An open API service indexing awesome lists of open source software.

https://github.com/mskelton/omni-comment

Combine outputs from many jobs into a single comment
https://github.com/mskelton/omni-comment

comment github github-actions

Last synced: 6 months ago
JSON representation

Combine outputs from many jobs into a single comment

Awesome Lists containing this project

README

          

# GitHub Omni Comment Action

Combine outputs from many jobs into a single comment

## Usage

Create a file named `.github/omni-comment.yml` to define the section IDs that _can_ appear in the
comment.

```yaml
sections:
- test_results
- deploy_preview
- perf_stats
```

Now, in your GitHub action workflow, you can run the action with the comment `section` and `message`
which will be posted.

```yaml
- name: Comment with test results
uses: mskelton/omni-comment@v1
with:
section: test_results
message: Hello world
```

### Comment from a file

To comment from a file on disk, you can use the `file-path` input instead of `message`.

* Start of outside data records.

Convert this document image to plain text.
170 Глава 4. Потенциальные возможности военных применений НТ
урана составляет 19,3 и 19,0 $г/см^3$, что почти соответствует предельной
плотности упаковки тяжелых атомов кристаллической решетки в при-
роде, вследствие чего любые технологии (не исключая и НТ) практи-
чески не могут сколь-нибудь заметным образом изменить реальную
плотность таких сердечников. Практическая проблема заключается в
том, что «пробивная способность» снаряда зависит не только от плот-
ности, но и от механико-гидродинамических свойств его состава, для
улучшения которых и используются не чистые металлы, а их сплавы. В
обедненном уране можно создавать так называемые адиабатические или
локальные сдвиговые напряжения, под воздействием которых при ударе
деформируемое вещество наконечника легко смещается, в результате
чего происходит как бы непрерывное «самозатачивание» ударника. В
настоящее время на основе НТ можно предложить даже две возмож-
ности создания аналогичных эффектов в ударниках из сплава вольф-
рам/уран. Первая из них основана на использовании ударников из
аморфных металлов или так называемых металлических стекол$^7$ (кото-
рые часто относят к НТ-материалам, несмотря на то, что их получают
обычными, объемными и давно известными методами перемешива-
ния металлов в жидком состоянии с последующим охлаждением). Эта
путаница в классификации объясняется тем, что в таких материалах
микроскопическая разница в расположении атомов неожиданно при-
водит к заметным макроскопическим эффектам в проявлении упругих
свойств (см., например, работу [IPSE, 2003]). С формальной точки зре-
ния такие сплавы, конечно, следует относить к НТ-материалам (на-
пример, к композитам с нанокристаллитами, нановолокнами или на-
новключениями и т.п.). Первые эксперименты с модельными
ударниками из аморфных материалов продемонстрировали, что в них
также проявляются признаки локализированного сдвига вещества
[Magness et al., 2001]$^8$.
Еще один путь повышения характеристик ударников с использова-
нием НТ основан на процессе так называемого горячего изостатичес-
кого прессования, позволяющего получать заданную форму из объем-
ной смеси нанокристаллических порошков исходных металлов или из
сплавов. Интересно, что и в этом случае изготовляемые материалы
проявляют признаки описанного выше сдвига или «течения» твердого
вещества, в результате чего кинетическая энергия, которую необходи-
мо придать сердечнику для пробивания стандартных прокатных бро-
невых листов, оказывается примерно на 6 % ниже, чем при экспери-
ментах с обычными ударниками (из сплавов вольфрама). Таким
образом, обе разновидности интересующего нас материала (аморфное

_If both a `message` and `file-path` are provided, `message` will take precedence._

```yaml
- name: Comment with test results
uses: mskelton/omni-comment@v1
with:
section: test_results
file-path: /path/to/file.txt
```

### Specifying the pull request

If you are running this action from a workflow without the `pull_request` context (e.g.
`workflow_run`), you can use the `pr-number` input to specify which pull request to comment on.

```yaml
- name: Comment with test results
uses: mskelton/omni-comment@v1
with:
section: test_results
message: Hello world
pr-number: 123
```

### Inputs

#### Action Inputs

| Name | Description | Required | Default |
| ----------- | ---------------------------------------------------------------- | -------- | --------------------------- |
| `section` | The section ID that matches with the value in `omni-comment.yml` | ✅ | |
| `message` | Comment body | | |
| `file-path` | File path containing the comment body | | |
| `title` | An optional title for the comment section | | |
| `collapsed` | Whether to collapse the comment section by default | | `false` |
| `pr-number` | The pull request number where to create the comment | | current pull request number |
| `token` | GitHub auth token | | `${{ github.token }}` |
| `config` | Path to the config file | | `.github/omni-comment.yml` |

#### Metadata (`omni-comment.yml`)

| Name | Description | Required |
| ---------- | -------------------------------------------------------------------------- | -------- |
| `sections` | A list of section IDs that defines the order of comment sections | ✅ |
| `title` | An optional title for the comment | |
| `intro` | An optional introduction for the comment that is displayed under the title | |

### Outputs

| Name | Description |
| ---------- | ---------------------------------------------- |
| `id` | Comment ID that was created or updated |
| `html_url` | URL of the comment that was created or updated |

### Permissions

Depending on the permissions granted to your token, you may lack some rights. To run successfully,
this actions needs at least:

```yaml
permissions:
pull-requests: write
```

## How does it work?

I built this action to solve a problem we have at [Ramp](https://ramp.com/) of lots of CI outputs
that each need to post back to the PR via comments. The problem is, the more comments you have, the
more noisy it gets.

The idea was, what if you had a single comment that contained everything? Test results, deploy
preview URLs, warnings, etc. When you try to build that though, there are some challenges.

First, it should support workflows running in parallel, so the order in which the comments are
posted is non deterministic. However, we want the order of sections in the comment to be consistent
between runs. Additionally, we need to support updating the comment if you push a new commit, and
the test results are now passing instead of failed.

The GitHub issue comments API only supports sending a complete comment body when making updates, so
if we just get the current value and send it back with our updates, its possible that two separate
jobs update the comment at the same time and one of the updates will be lost. To workaround this, we
need a way for jobs to acquire a "lock" on the issue, so that they can safely get the current
comment value, make edits, and push the updated value back to GitHub.

What better locking mechanism than reactions! Turns out, the
[create reaction](https://docs.github.com/en/rest/reactions/reactions?apiVersion=2022-11-28#create-reaction-for-an-issue)
API will return a `201 Created` status when a reaction is newly created and a `200 OK` when the
reaction already exists. Using this subtle API detail, this action will attempt to acquire a lock by
creating the reaction and waiting for a `201` status code. If it receives a `200` status code, it
will sleep and retry until it is able to acquire a lock (it will fail after 30 seconds if it fails
to acquire a lock). Once the lock is acquired, the existing comment will be downloaded, edited, and
pushed back to GitHub. After updating the comment, the lock is released by deleting the reaction.